Or more properly the (Alexander) Boot:
What comes naturally to most Americans is ‘the pursuit of happiness’ stipulated in their founding document – not the pursuit of beauty or, God forbid, the truth. This has produced the happiest society in the West, and also the least Western. There’s a price to pay for secularism, and in America’s case the most prominent rubric on the bill is aesthetic.
Few Americans stop to think why just about everything man-made in their country is ugly, and even when such a thought crosses their minds they do not gasp with horror. Real life isn’t about beauty.
This vehement (but not unique) rant brings the following thoughts:
- His post got a lot more glasses raised on this side of the Atlantic than one might think, and not just from the Canadians. Europhilia is more strongly rooted in the message people get here in an élite upbringing than many realise. That ethic is buttressed by a simple fact: European countries (and now the EU itself) have strong centripetal tendencies, something any élite would like to see in its own country.
- Attempts to Europeanise this country via public policy (like this one) will not take root and flourish in the way some would like to think they will. The U.S. has been successful being itself; attempting to make it in another continent’s image and likeness runs the real risk of failure.
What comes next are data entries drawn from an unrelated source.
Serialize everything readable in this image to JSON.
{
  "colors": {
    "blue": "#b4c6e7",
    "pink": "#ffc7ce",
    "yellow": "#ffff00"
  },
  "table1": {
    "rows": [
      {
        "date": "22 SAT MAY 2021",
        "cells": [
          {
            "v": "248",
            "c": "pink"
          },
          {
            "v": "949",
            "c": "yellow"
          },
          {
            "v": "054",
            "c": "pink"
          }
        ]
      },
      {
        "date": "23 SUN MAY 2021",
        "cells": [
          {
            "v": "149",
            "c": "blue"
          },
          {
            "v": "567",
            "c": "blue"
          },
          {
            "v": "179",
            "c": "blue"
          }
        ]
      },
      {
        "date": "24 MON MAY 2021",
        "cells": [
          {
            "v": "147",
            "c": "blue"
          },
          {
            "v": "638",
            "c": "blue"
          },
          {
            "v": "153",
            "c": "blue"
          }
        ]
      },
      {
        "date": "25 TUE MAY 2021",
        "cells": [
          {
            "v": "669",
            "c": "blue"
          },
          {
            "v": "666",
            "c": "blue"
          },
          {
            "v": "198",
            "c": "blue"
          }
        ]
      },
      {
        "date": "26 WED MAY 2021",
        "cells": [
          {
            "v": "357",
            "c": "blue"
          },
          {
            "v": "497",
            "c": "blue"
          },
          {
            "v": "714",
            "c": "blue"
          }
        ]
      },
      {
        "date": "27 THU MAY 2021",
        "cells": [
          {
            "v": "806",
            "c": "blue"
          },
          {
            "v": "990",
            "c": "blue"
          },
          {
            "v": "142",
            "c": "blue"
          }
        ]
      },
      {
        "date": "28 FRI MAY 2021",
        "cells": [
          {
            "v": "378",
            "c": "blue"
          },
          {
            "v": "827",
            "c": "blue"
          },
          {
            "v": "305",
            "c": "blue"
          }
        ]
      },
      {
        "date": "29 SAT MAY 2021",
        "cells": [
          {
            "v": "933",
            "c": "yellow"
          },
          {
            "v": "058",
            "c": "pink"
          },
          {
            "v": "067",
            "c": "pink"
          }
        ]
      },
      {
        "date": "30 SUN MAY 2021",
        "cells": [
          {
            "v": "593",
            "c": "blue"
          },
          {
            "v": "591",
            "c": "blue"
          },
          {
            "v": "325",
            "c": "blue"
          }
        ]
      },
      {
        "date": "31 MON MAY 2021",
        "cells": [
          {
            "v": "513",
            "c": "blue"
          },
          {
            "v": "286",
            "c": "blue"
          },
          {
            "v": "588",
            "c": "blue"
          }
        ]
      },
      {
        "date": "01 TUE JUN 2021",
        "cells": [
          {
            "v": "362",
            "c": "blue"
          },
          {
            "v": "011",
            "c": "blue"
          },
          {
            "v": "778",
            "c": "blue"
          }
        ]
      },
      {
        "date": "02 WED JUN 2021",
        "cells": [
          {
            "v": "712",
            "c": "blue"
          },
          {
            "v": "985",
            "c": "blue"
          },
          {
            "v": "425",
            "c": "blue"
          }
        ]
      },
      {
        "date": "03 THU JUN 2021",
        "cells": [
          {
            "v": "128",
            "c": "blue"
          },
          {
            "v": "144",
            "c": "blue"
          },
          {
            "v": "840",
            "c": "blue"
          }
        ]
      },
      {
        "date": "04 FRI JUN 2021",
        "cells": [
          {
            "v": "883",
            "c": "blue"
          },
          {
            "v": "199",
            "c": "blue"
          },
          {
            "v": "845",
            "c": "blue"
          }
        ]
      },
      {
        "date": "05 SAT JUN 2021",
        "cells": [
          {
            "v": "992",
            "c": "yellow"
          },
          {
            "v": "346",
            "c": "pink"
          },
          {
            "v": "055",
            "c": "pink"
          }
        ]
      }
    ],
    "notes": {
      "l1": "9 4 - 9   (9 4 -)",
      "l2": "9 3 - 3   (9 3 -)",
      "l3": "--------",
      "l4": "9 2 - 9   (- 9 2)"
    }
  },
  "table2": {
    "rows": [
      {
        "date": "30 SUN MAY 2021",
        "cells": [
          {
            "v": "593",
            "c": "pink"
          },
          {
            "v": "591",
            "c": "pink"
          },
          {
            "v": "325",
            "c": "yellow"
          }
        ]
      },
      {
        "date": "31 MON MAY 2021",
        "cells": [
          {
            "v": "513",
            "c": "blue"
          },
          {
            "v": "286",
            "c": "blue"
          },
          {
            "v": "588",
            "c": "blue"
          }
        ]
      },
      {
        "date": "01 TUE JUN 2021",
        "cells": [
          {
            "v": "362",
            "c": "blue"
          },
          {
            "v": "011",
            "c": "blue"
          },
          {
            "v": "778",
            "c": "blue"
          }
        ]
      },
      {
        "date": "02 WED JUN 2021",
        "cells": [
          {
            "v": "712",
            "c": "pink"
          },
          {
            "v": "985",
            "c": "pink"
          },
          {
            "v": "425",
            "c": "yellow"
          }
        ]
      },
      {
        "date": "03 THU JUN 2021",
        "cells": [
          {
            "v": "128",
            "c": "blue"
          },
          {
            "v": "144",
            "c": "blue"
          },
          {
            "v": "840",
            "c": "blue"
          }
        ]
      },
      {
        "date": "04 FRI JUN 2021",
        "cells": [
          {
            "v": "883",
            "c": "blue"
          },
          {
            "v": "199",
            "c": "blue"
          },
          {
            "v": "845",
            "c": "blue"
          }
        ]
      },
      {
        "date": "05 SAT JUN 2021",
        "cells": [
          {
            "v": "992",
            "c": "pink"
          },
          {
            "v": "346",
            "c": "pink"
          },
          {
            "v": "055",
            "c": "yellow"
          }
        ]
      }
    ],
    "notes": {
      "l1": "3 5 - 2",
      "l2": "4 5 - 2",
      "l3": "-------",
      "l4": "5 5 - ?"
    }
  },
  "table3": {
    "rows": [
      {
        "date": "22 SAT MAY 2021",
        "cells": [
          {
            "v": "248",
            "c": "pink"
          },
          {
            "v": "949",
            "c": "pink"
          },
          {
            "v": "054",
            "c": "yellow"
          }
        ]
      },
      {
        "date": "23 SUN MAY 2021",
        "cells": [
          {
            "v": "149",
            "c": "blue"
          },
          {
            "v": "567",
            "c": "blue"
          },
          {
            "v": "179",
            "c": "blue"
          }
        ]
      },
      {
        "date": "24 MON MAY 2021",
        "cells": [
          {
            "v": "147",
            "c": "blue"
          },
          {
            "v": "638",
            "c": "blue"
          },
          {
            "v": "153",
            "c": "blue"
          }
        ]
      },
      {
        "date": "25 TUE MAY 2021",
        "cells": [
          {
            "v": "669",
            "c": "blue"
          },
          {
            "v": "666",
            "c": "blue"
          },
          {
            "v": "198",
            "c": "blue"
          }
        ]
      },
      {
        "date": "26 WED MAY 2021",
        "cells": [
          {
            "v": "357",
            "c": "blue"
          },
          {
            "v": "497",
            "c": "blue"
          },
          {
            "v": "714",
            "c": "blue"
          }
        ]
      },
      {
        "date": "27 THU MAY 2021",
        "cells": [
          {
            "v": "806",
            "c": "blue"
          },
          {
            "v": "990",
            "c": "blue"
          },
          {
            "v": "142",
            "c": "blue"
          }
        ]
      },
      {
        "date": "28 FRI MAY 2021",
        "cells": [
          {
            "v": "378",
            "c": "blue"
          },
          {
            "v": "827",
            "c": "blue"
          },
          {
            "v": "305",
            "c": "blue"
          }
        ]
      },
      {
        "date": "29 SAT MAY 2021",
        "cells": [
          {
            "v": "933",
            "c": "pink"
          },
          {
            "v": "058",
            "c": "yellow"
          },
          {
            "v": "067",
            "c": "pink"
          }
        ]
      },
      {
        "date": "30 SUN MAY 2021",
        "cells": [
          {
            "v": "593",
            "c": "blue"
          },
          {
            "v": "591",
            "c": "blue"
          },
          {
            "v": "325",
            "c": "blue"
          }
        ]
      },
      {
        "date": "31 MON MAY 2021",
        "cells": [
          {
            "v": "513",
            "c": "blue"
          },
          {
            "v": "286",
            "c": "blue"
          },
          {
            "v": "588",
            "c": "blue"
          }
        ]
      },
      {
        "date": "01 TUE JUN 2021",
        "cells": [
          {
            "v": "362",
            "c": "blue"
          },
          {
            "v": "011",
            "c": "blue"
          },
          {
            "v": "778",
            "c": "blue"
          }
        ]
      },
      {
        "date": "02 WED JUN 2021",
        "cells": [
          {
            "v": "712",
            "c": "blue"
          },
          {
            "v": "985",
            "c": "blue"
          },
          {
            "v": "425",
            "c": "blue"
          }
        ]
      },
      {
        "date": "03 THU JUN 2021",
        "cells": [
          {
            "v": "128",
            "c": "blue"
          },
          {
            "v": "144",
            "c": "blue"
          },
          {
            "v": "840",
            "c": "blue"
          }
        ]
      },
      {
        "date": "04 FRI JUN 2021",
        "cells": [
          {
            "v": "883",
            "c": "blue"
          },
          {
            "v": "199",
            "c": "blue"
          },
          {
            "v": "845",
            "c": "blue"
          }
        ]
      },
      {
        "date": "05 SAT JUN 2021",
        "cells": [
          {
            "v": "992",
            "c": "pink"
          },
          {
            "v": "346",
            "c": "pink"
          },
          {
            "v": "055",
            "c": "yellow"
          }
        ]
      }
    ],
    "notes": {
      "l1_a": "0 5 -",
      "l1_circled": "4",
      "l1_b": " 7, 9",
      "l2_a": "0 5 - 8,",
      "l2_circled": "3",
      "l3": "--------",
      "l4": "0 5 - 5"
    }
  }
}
- Much has been made of Americans being “better travelled”, but as Boot’s illustration shows, a lot of that money was flushed down the toilet from the standpoint of “broadening”. It’s easier for people to travel physically than it is from the standpoint of learning something you didn’t know before.
Boot’s piece is a rather typical bit of that Canadian indoor sport, sneering at Americans. There is a technical term for articles of this type, same old crap.